For rat and marmoset matrices, interference was evaluated in each individual blank sample (n=6), and selectivity was assessed at the LLOQ. Absence of interfering components is adequate when the blank sample response is no greater than 20% of LLOQ for the analyte and smaller than 5% for the internal standard. Interference caused by endogenous elements was not observed in any blank plasma evaluated in either species. The limit of detection (LOD), defined as the amount of analyte required to obtain at least 3 times the signal response of the blank response, was evaluated at 100 fg injected on column for both matrices. LLOQ was 0.3 ng/mL in rat plasma. Figure 3 depicts examples of chromatograms of extracted blank plasma in rodent and primate matrices, as well as a LLOQ sample in rat plasma and an overlay of extracted blank sample and a zero standard. A linear regression (1/x) modelled the concentration–detector relationship most accurately. The calculated coefficients of correlation (r) were higher than 0.9975 for an analytical range spanning 0.30 to 200 ng/mL in rat plasma.

Figure 3. Reconstructed ion chromatograms for bitopertin and glibenclamide.

(A) MRM transition at m/z 544 → [199 +295] of an extracted rat blank sample (red line), an extracted marmoset blank sample (black line) and an extracted LLOQ plasma sample (blue line). (B) SRM transition m/z 494 → 169 of an extracted rat blank sample (red line), an extracted marmoset blank sample (black line) and extracted blank with internal standard (blue line).

Precision and accuracy

The method’s reproducibility was determined by analysing six replicate plasma samples at three bitoperin concentrations 1.20, 4.80 and 60.0 ng/mL in rat and marmoset plasma within an analytical run (intra) and between three individual runs (inter). Precisions better than 13% and accuracies within the 93.2-112.8% range were obtained. Table 3 presents the intra- and inter-batch precision and accuracy of statistical analyses.

Stability

The stability of bitopertin under typical sample storage and analysis in the two species was assessed by conducting stability experiments. Stability results were determined by back-calculating the concentration of the stability samples (low, medium and high concentrations) compared to newly generated rat plasma calibration curve. Stability data were considered adequate when the average accuracy value was within ± 15% of the nominal value and the %RSD of the replicate (n=5) was less than 15%. Stability was measured for freeze and thaw, short-term and auto sampler. Bitopertin remained stable for at least three freeze/thaw cycles, 5 h short-term and 148 h in the auto sampler. Table 4 reports stability results.

Sample analysis

The analytical method described here is suitable for pre-clinical PK experiments as demonstrated by the analysis of bitopertin in rat and marmoset plasma after performing a pilot study where s.c. administration of 1.0 mg/kg BW was performed. Figure 4 illustrates the plasma concentration-time profiles in rat and marmoset.

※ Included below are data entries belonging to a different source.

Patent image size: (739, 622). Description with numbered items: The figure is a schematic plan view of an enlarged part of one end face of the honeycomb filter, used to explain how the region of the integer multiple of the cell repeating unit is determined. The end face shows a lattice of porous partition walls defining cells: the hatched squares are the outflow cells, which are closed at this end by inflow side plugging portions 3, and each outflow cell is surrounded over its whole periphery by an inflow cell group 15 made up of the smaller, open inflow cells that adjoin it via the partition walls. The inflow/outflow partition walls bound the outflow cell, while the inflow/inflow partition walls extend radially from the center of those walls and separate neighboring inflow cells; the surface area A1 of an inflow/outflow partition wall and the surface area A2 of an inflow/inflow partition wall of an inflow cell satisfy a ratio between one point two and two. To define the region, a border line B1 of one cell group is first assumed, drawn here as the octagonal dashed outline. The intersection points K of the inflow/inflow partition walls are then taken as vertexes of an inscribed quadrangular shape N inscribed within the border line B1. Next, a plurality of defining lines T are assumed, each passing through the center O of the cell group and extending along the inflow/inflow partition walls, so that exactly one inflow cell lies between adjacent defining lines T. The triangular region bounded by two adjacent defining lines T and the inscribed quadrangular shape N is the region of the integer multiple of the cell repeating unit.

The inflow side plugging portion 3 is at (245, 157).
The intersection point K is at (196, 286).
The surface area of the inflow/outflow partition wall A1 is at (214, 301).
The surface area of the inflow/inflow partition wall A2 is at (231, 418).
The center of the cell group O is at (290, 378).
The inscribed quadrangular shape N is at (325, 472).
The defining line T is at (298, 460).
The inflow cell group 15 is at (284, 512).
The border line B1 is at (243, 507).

Figure 4. Concentration-time profile for bitopertin in rat and marmoset plasma.

Mean ± SD; n = 6 for rat, n = 3 per timepoint for marmoset.

Underlying data

Open Science Framework: Development and validation of a sensitive HPLC-HESI-MS/MS method for quantitative determination of bitopertin in rat and marmoset plasma, https://doi.org/10.17605/OSF.IO/8U7VG (Frouni, 2020)

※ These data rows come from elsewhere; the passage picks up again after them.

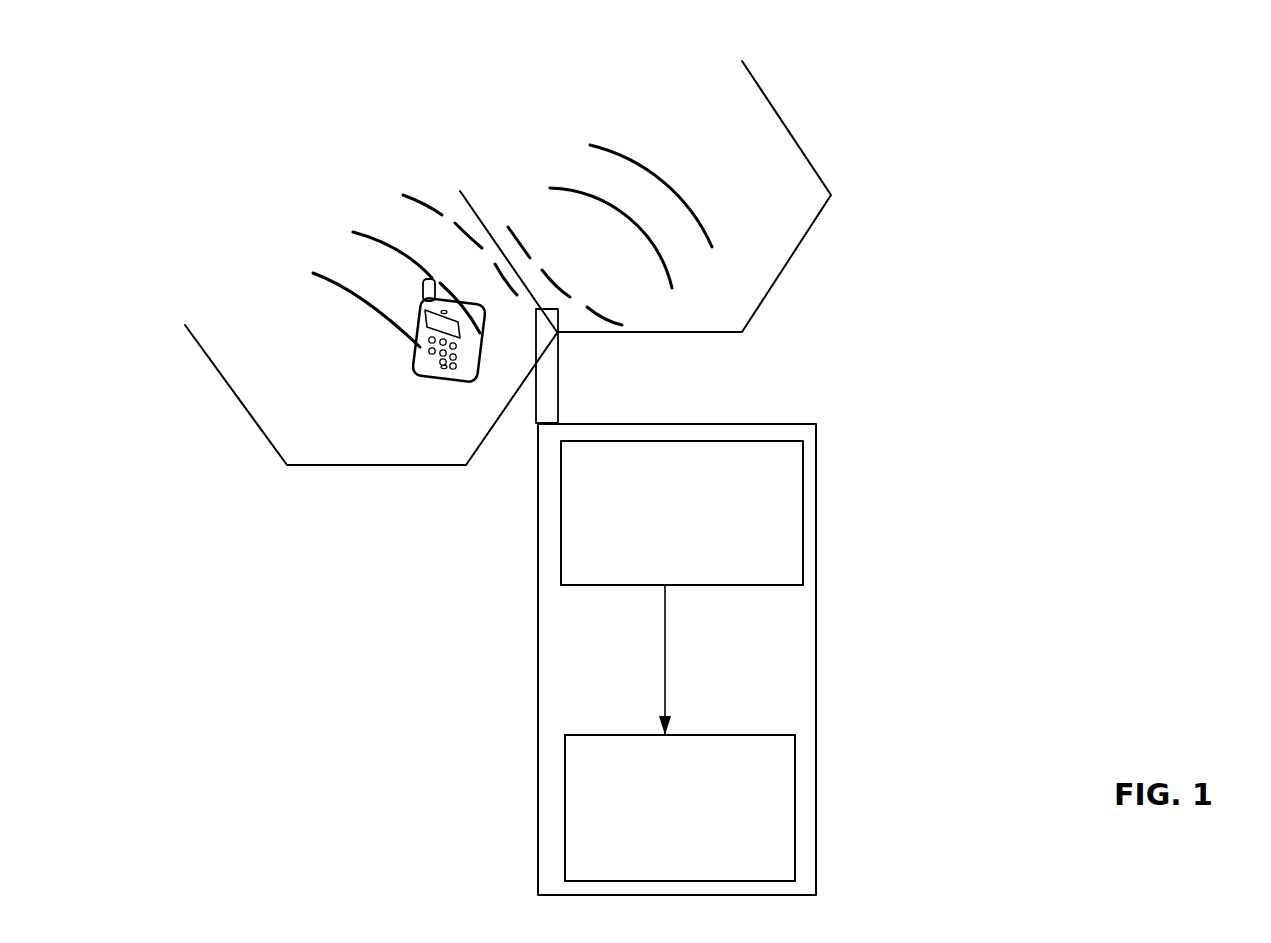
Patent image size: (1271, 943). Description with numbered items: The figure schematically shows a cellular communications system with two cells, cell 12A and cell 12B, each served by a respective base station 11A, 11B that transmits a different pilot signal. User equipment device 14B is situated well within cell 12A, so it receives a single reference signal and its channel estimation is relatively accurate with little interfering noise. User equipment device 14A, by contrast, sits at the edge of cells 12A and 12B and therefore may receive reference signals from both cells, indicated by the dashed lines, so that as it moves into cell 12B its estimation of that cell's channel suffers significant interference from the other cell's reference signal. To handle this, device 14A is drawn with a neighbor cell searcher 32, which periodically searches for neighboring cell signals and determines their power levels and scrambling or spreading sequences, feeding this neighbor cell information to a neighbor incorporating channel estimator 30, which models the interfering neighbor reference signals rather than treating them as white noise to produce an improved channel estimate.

The cell 12A is at (244, 408).
The cell 12B is at (800, 143).
The base station 11A is at (367, 323).
The base station 11B is at (672, 188).
The user equipment device 14B is at (448, 377).
The user equipment device 14A is at (538, 655).
The neighbor cell searcher 32 is at (808, 518).
The neighbor incorporating channel estimator 30 is at (800, 818).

This project contains the following underlying data:

Reporting guidelines

Open Science Framework: ARRIVE Guidelines Checklist for ‘Development and validation of a sensitive HPLC-HESI-MS/MS method for quantitative determination of bitopertin in rat and marmoset plasma’, https://doi.org/10.17605/OSF.IO/8U7VG (Frouni, 2020)

Data are available under the terms of the Creative Commons Zero "No rights reserved" data waiver (CC0 1.0 Public domain dedication).